My dear departed mother was fond of saying whenever she came home from anywhere, whether from a thousand-mile trip or having coffee with a neighbor, “Casa,casarella, la casa mia e la pui bella.” Roughly translated it is the Italian version of “Home Sweet Home.” I echoed this needlepoint sentiment last Thursday when the Great Trek was over and we returned to our eyrie in TriBeCa. The exotic adventures are finis, for a time at least; the homespun ones begin. And the adventures of the mind and pen will begin in earnest as I settle into my armchair with the broken left arm to come under the sway of my finger-wagging godmother, the Muse of organizing and writing my parvum opus of Napoleon Bonaparte. Wish me luck. As if luck had anything to do with it. Anyway, might I be forgiven, or applauded by some, for not posting very often in the coming days as the sweat of my brow will mostly lubricate the engine of my devotion to the saga of the Corsican hero. I also would like to link my cadre of readers to a story on the Brooklyn College Web site describing my efforts: http://www.brooklyn.cuny.edu/web/news/bcnews_120301.php.
December 24, 2011
Merry Christmas Eve to all our readers. We are off this afternoon to Casa Alberto where we will partake tonight of roast suckling pig, turkey and all the baubles, bangles and beads of a summertime holiday. It is odd to see Papa Noel riding a surf board but, hey, you Floridians and Californians see that all the time. Eight kids, two of them fairly grown up already, will keep things festive.
Meanwhile I will try to post a bunch of pix from various stages of our journey. Merry Kwaanza to all and to all a good knife. (How the hell do you spell it, anyhow?)

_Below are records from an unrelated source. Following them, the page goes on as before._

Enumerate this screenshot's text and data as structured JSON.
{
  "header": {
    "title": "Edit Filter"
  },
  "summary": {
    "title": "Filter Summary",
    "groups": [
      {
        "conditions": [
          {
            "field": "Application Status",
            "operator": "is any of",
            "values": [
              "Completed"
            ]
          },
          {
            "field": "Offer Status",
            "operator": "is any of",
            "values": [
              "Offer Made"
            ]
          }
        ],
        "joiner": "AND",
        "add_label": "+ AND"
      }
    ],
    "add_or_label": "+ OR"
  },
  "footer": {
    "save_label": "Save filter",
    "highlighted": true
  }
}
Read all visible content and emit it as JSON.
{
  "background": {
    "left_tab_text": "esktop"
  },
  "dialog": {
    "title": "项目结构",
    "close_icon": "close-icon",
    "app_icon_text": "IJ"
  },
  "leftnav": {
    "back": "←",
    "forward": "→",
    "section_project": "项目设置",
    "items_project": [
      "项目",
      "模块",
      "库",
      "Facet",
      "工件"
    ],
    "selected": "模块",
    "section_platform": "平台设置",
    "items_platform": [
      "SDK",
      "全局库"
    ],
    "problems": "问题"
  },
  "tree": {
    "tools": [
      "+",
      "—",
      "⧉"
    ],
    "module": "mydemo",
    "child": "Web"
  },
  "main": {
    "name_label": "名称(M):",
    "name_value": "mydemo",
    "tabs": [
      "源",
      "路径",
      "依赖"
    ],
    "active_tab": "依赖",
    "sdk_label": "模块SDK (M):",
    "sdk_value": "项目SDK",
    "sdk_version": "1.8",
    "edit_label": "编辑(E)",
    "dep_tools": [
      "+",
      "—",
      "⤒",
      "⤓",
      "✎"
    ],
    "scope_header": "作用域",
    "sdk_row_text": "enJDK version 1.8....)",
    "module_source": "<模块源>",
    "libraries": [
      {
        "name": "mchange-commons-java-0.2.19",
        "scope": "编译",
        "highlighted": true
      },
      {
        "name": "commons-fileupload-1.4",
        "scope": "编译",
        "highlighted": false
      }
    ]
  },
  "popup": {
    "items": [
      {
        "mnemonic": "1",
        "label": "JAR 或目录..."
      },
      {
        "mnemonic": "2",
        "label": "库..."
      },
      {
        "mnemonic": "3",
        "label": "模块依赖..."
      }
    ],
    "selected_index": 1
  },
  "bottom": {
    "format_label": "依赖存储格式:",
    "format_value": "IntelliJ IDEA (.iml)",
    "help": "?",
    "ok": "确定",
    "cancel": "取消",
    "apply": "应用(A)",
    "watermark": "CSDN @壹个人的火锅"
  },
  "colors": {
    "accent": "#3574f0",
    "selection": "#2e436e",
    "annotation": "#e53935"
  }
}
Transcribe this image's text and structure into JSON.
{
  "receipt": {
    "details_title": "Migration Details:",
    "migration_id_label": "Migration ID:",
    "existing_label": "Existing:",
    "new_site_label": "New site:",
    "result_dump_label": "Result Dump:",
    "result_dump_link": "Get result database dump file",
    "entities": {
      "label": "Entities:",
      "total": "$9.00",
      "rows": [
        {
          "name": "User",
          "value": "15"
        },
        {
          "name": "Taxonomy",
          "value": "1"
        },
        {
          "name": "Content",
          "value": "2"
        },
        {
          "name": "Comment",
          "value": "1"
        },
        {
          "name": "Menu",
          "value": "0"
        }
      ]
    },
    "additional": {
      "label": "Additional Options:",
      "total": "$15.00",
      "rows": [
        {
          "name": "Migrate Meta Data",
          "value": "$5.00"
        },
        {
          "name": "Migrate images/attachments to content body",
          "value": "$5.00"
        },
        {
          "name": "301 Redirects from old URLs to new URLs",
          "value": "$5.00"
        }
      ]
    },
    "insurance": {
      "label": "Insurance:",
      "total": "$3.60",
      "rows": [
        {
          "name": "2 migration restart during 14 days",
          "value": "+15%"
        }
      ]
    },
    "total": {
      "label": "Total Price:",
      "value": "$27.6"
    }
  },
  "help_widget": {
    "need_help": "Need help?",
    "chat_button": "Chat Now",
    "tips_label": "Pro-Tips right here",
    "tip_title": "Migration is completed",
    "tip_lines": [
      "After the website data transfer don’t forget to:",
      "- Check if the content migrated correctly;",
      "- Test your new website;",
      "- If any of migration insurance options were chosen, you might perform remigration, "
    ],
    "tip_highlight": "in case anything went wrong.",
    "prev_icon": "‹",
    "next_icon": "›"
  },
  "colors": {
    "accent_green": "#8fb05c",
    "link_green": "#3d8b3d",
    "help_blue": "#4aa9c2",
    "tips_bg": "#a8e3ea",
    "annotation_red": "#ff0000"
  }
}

All quiet in the Western Hemisphere. We are bonding with Charito and Humberto We saw Mariana and Guadi yesterday and this little girl is angelic looking with a devilish streak. She took to me immediately. Of course. The napkin mustache went over big. She’s only five. She started pushing me around like she’d known me all her life. The last time I met her was at her baptism more than four years ago. We had dinner at Tia Coca’s last night and I met her son, Maria’s cousin Guillermo for the first time. Another cousin, Ricardo, dropped by. Coca, who’s about 88, still looks like a hot chick. Family stuff. No more lions and elephants, I’m afraid. But I swore not to make things up. I’ve also been paying bills and doing business online. Hope my readers don’t keel over with excitement.
Dec. 13 & 14.
We are at the Cape Town airport awaiting a Malaysia Airlines flight to Buenos Aires. Rain patters the airstrip. We awoke at the hotel at 4 a.m. and I am on my second cup of coffee, emerging from the fog of sleep. This is a physically enchanting place but the driver did nothing but rail against corruption in the African National Congress party. He said it was not the legacy of apartheid but the greediness of the black politicians. He was black. The beautiful landscape is dotted with townships, collections of hovels where they dump the poor and the unemployed. Yet even the untrained eye can detect hints of gradual progress toward economic equality. One sees affluent-looking black and colored people here and there and some interracial couples. Progress, as usual, is slow. Yesterday Maria toured Robben Island off Cape Town where Nelson Mandela spent some eighteen years of his long imprisonment. She was moved by the testimony of the guide; they are all former prisoners. How do they forgive? someone asked. “It is a process,” he said. He was happy to have a job.
Maria interrupts me to help her do some damage in the duty free shop. Duty free, maybe; high prices, definitely.
The flight is a little bumpy but we arrive safe and sound at the Federal Capital where we are picked up by Charito and Huberto, having touched down on our fifth continent in six weeks. But who’s counting? We nap to help ward off jet lag. You are now up-to-date.